I imagine it was a mixture of not doing much heavy work before this and him finally feeling really good after regaining all his weight. He does fine at a trot, but he always gives a little buck when we go any faster. I've been trying to fix this, but I don't bother with it much considering the limited canter-friendly locations. This time I was just taken off guard a little more-so than usual and couldn't keep my seat. 

Invariably, I asked how my horse was doing and where he'd run off to. Jerk didn't even stick around. He went back across the road and stopped. (Don't worry, it's a back-road not many use and the ones who do drive slow because there's a few equestrians in the area.) My friend checked on how responsive I was and took off back up the hill to get her car, Scotch followed. She was back in a giffy. 

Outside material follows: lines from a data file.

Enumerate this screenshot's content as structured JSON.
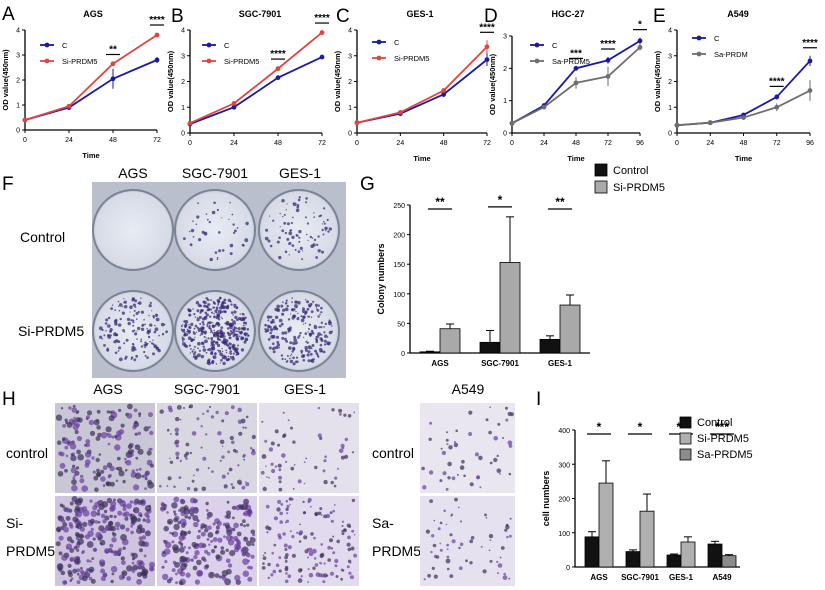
{
  "panel_letters": {
    "A": "A",
    "B": "B",
    "C": "C",
    "D": "D",
    "E": "E",
    "F": "F",
    "G": "G",
    "H": "H",
    "I": "I"
  },
  "colors": {
    "blue": "#1a1aa6",
    "red": "#e0453f",
    "gray": "#6e6e6e",
    "black": "#111111",
    "bar_gray": "#a9a9a9",
    "bar_light": "#8c8c8c"
  },
  "photos_F": {
    "columns": [
      "AGS",
      "SGC-7901",
      "GES-1"
    ],
    "rows": [
      "Control",
      "Si-PRDM5"
    ]
  },
  "photos_H": {
    "columns": [
      "AGS",
      "SGC-7901",
      "GES-1"
    ],
    "rows": [
      "control",
      "Si-\nPRDM5"
    ],
    "column_right": "A549",
    "rows_right": [
      "control",
      "Sa-\nPRDM5"
    ]
  },
  "chart_data": [
    {
      "panel": "A",
      "type": "line",
      "title": "AGS",
      "xlabel": "Time",
      "ylabel": "OD value(450nm)",
      "x": [
        0,
        24,
        48,
        72
      ],
      "xlim": [
        0,
        72
      ],
      "ylim": [
        0,
        4
      ],
      "yticks": [
        0,
        1,
        2,
        3,
        4
      ],
      "series": [
        {
          "name": "C",
          "color": "#1a1aa6",
          "values": [
            0.4,
            0.9,
            2.05,
            2.8
          ],
          "err": [
            0.03,
            0.1,
            0.4,
            0.12
          ]
        },
        {
          "name": "Si-PRDM5",
          "color": "#e0453f",
          "values": [
            0.4,
            0.95,
            2.65,
            3.8
          ],
          "err": [
            0.03,
            0.08,
            0.05,
            0.08
          ]
        }
      ],
      "sig": [
        {
          "x": 48,
          "text": "**"
        },
        {
          "x": 72,
          "text": "****"
        }
      ]
    },
    {
      "panel": "B",
      "type": "line",
      "title": "SGC-7901",
      "xlabel": "",
      "ylabel": "OD value(450nm)",
      "x": [
        0,
        24,
        48,
        72
      ],
      "xlim": [
        0,
        72
      ],
      "ylim": [
        0,
        4
      ],
      "yticks": [
        0,
        1,
        2,
        3,
        4
      ],
      "series": [
        {
          "name": "C",
          "color": "#1a1aa6",
          "values": [
            0.35,
            1.0,
            2.15,
            2.95
          ],
          "err": [
            0.03,
            0.05,
            0.05,
            0.05
          ]
        },
        {
          "name": "Si-PRDM5",
          "color": "#e0453f",
          "values": [
            0.38,
            1.15,
            2.5,
            3.9
          ],
          "err": [
            0.03,
            0.05,
            0.06,
            0.06
          ]
        }
      ],
      "sig": [
        {
          "x": 48,
          "text": "****"
        },
        {
          "x": 72,
          "text": "****"
        }
      ]
    },
    {
      "panel": "C",
      "type": "line",
      "title": "GES-1",
      "xlabel": "Time",
      "ylabel": "OD value(450nm)",
      "x": [
        0,
        24,
        48,
        72
      ],
      "xlim": [
        0,
        72
      ],
      "ylim": [
        0,
        4
      ],
      "yticks": [
        0,
        1,
        2,
        3,
        4
      ],
      "series": [
        {
          "name": "C",
          "color": "#1a1aa6",
          "values": [
            0.4,
            0.75,
            1.5,
            2.85
          ],
          "err": [
            0.03,
            0.05,
            0.1,
            0.25
          ]
        },
        {
          "name": "Si-PRDM5",
          "color": "#e0453f",
          "values": [
            0.4,
            0.8,
            1.65,
            3.35
          ],
          "err": [
            0.03,
            0.05,
            0.08,
            0.25
          ]
        }
      ],
      "sig": [
        {
          "x": 72,
          "text": "****"
        }
      ]
    },
    {
      "panel": "D",
      "type": "line",
      "title": "HGC-27",
      "xlabel": "Time",
      "ylabel": "OD value(450nm)",
      "x": [
        0,
        24,
        48,
        72,
        96
      ],
      "xlim": [
        0,
        96
      ],
      "ylim": [
        0,
        3
      ],
      "yticks": [
        0,
        1,
        2,
        3
      ],
      "series": [
        {
          "name": "C",
          "color": "#1a1aa6",
          "values": [
            0.3,
            0.85,
            2.0,
            2.25,
            2.85
          ],
          "err": [
            0.03,
            0.06,
            0.06,
            0.1,
            0.1
          ]
        },
        {
          "name": "Sa-PRDM5",
          "color": "#6e6e6e",
          "values": [
            0.3,
            0.8,
            1.55,
            1.75,
            2.65
          ],
          "err": [
            0.03,
            0.06,
            0.18,
            0.3,
            0.1
          ]
        }
      ],
      "sig": [
        {
          "x": 48,
          "text": "***"
        },
        {
          "x": 72,
          "text": "****"
        },
        {
          "x": 96,
          "text": "*"
        }
      ]
    },
    {
      "panel": "E",
      "type": "line",
      "title": "A549",
      "xlabel": "Time",
      "ylabel": "OD value(450nm)",
      "x": [
        0,
        24,
        48,
        72,
        96
      ],
      "xlim": [
        0,
        96
      ],
      "ylim": [
        0,
        4
      ],
      "yticks": [
        0,
        1,
        2,
        3,
        4
      ],
      "series": [
        {
          "name": "C",
          "color": "#1a1aa6",
          "values": [
            0.3,
            0.4,
            0.7,
            1.4,
            2.8
          ],
          "err": [
            0.03,
            0.05,
            0.06,
            0.1,
            0.2
          ]
        },
        {
          "name": "Sa-PRDM",
          "color": "#6e6e6e",
          "values": [
            0.3,
            0.4,
            0.6,
            1.0,
            1.65
          ],
          "err": [
            0.03,
            0.05,
            0.06,
            0.15,
            0.4
          ]
        }
      ],
      "sig": [
        {
          "x": 72,
          "text": "****"
        },
        {
          "x": 96,
          "text": "****"
        }
      ]
    },
    {
      "panel": "G",
      "type": "bar",
      "title": "",
      "xlabel": "",
      "ylabel": "Colony numbers",
      "categories": [
        "AGS",
        "SGC-7901",
        "GES-1"
      ],
      "ylim": [
        0,
        250
      ],
      "yticks": [
        0,
        50,
        100,
        150,
        200,
        250
      ],
      "series": [
        {
          "name": "Control",
          "color": "#111111",
          "values": [
            2,
            18,
            23
          ],
          "err": [
            1,
            20,
            6
          ]
        },
        {
          "name": "Si-PRDM5",
          "color": "#a9a9a9",
          "values": [
            41,
            153,
            81
          ],
          "err": [
            8,
            77,
            17
          ]
        }
      ],
      "sig": [
        "**",
        "*",
        "**"
      ]
    },
    {
      "panel": "I",
      "type": "bar",
      "title": "",
      "xlabel": "",
      "ylabel": "cell numbers",
      "categories": [
        "AGS",
        "SGC-7901",
        "GES-1",
        "A549"
      ],
      "ylim": [
        0,
        400
      ],
      "yticks": [
        0,
        100,
        200,
        300,
        400
      ],
      "series": [
        {
          "name": "Control",
          "color": "#111111",
          "values": [
            88,
            45,
            35,
            67
          ],
          "err": [
            15,
            5,
            3,
            8
          ]
        },
        {
          "name": "Si-PRDM5",
          "color": "#b0b0b0",
          "values": [
            245,
            163,
            73,
            null
          ],
          "err": [
            65,
            50,
            15,
            null
          ]
        },
        {
          "name": "Sa-PRDM5",
          "color": "#8c8c8c",
          "values": [
            null,
            null,
            null,
            33
          ],
          "err": [
            null,
            null,
            null,
            3
          ]
        }
      ],
      "sig": [
        "*",
        "*",
        "**",
        "***"
      ]
    }
  ]
}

Obviously, I feel like crap. I have a scrape on my face (I landed on grass, so yay), a pretty sore shoulder, a bruised thigh, and a knee that doesn't want to be used. Hopefully work doesn't suck too badly tomorrow.

Hopefully my concussion will be gone by tomorrow.


----------



## Puddintat (Jul 24, 2010)

Ouch. I hope you feel better soon!! Soaking in epsom salts may help with any sore muscles.


----------



## Kawonu (Apr 24, 2011)

Puddintat said:


> Ouch. I hope you feel better soon!! Soaking in epsom salts may help with any sore muscles.


Thank you!
Ahh, I wish I could, but no bathtub to do so.


----------



## waresbear (Jun 18, 2011)

Awww man! Wish you were closer, I would invite you over to soak in the hot tub. Rest up properly, then ride the tar of that knot head.


----------



## Kawonu (Apr 24, 2011)

I'm glad that after tomorrow, I have the weekend off. I'm sure I'm going to want to die while at work. 

So much for paying two months boarding this week...


----------



## Celeste (Jul 3, 2011)

Sorry you got hurt. Hitting the dirt hurts so bad.


----------



## tinyliny (Oct 31, 2009)

concussion? have you been examined?


----------



## Saddlebag (Jan 17, 2011)

If you lost consciousness even momentarily your need to be examined and immediately. Don't want you running about with a brain bleed.


----------